25.4 +/-0.01 which shows an upper limit of 25.41 and a lower limit of 25.39,

e. Critical to Quality (CTQ) Information

This can either be in the form of geometric tolerancing or CTQ notes. Geometric tolerancing adds a layer of tolerance on top of the standard limits-of-size dimension and adds that tolerance to the form.

Geometric tolerancing specifies the tolerance of geometric characteristics. It uses a universal language of symbols which allows a design engineer to precisely and logically describe part features in a way they can be accurately manufactured and inspected, including Straightness, Perpendicularity, Flatness, Angularity, Roundness, Concentricity, Cylindricity, Runout, Profile, True position, and Parallelism.

CTQ notes should include surface finish, color, heat treatment, and any other specific attribute that is critical to quality that is not associated with a dimension.

The important point about CTQ information is that it is highlighted in some way on the technical drawing. With a dimension, this can have a circle around it, for notes, they can have a symbol attached to them. Whatever identification system you use, make sure you include a key on the drawing that shows the system which highlights all CTQ information.

5. Test Requirements

It is important to understand what testing is required not just after the product has been finished, but potentially there could be the need to test sub-assemblies or at semi-finished stages throughout the production process. Whatever testing your product requires, it needs to be specified accurately and clearly.

Pre-build, in-process test, end-of-line test

An example of pre-build testing could include checking that LEDs function and that they are the correct color, or checking the functionality of a sub-assembly including printed circuit board assemblies or mechanical sub-assembly operations.

In-process testing consists of testing a product that is partially built to check functionality at critical stages in the assembly process. The idea here is to ensure the product functions correctly before adding more value to the product by additional assembly and the cost associated with that assembly process. If errors are found, the partially finished product can be removed from the line for analysis, rework or scrap, depending upon the cause of the failure.

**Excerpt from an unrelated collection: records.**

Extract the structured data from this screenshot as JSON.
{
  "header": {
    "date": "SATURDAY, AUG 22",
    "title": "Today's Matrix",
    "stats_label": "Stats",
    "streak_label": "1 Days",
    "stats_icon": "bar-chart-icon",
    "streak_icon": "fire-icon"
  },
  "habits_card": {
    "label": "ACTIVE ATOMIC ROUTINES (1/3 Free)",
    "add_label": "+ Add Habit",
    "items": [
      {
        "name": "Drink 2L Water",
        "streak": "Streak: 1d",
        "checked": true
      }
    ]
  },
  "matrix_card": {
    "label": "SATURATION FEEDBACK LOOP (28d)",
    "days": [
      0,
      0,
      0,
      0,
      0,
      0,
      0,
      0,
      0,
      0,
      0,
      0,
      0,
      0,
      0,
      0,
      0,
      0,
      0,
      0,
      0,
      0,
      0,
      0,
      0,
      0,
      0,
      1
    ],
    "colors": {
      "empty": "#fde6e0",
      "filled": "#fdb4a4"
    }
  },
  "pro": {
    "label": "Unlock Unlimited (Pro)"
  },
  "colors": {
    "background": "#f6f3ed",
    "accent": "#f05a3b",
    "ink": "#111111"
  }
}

End of line testing is there to test the completed product as the last stage of assembly or production. This test will determine if the product passed the acceptance criteria and therefore is often used as the final quality check before the product is packaged and shipped.

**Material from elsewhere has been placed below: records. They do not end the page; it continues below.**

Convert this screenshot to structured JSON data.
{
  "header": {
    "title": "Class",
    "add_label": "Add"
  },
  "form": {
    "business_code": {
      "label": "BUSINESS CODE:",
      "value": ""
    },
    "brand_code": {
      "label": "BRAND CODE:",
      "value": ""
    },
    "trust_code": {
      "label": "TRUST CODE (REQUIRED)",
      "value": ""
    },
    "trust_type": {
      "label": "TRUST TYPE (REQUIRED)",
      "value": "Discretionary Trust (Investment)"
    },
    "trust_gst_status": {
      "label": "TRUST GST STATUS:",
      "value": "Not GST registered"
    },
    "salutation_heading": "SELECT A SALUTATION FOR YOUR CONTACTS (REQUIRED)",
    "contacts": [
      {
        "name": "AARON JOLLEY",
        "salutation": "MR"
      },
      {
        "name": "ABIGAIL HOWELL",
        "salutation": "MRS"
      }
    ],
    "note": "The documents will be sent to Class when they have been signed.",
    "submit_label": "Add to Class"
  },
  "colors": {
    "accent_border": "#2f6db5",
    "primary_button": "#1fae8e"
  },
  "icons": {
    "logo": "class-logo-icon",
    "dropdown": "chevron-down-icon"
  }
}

Every manufacturing operation adds value to the part. Waiting until the end of the line to check whether these operations were done properly means wasted cycle time and materials if there are defects. Also take into consideration that rework of fully assembled parts takes more effort than correcting the flaw right away, at the point where it was introduced.

The earlier you catch issues, the cheaper it is:

Catch problems early

6. Certification requirements

If you have a product that requires certification to show it has met the relevant country or product regulations, you need to ensure you understand what these requirements are so that you can plan for product testing at the appropriate time.

7. Inspection pass criteria

Whatever your product is, it is vitally important to document all the specific pass criteria for each of the tests you have identified to be carried out. If you find it difficult to describe something, add a photo or an image showing the desired criteria.

Remember, all your instructions should be clear and easy to understand. Simply said, the criteria should be what will allow you to judge good quality products when you receive them in hands.

Conclusion

When generating your design files, do not take shortcuts. Make sure all the information required to produce your product is included within the design file. Include additional notes to help explain key areas of importance and critical-to-quality aspects. Do not be shy to ask and ask again to ensure your supplier understands each and every detail.

If you have a complete and comprehensive design file, you make the job easier for the manufacturer to produce you product right the first time round.

Maybe some readers have other good tips?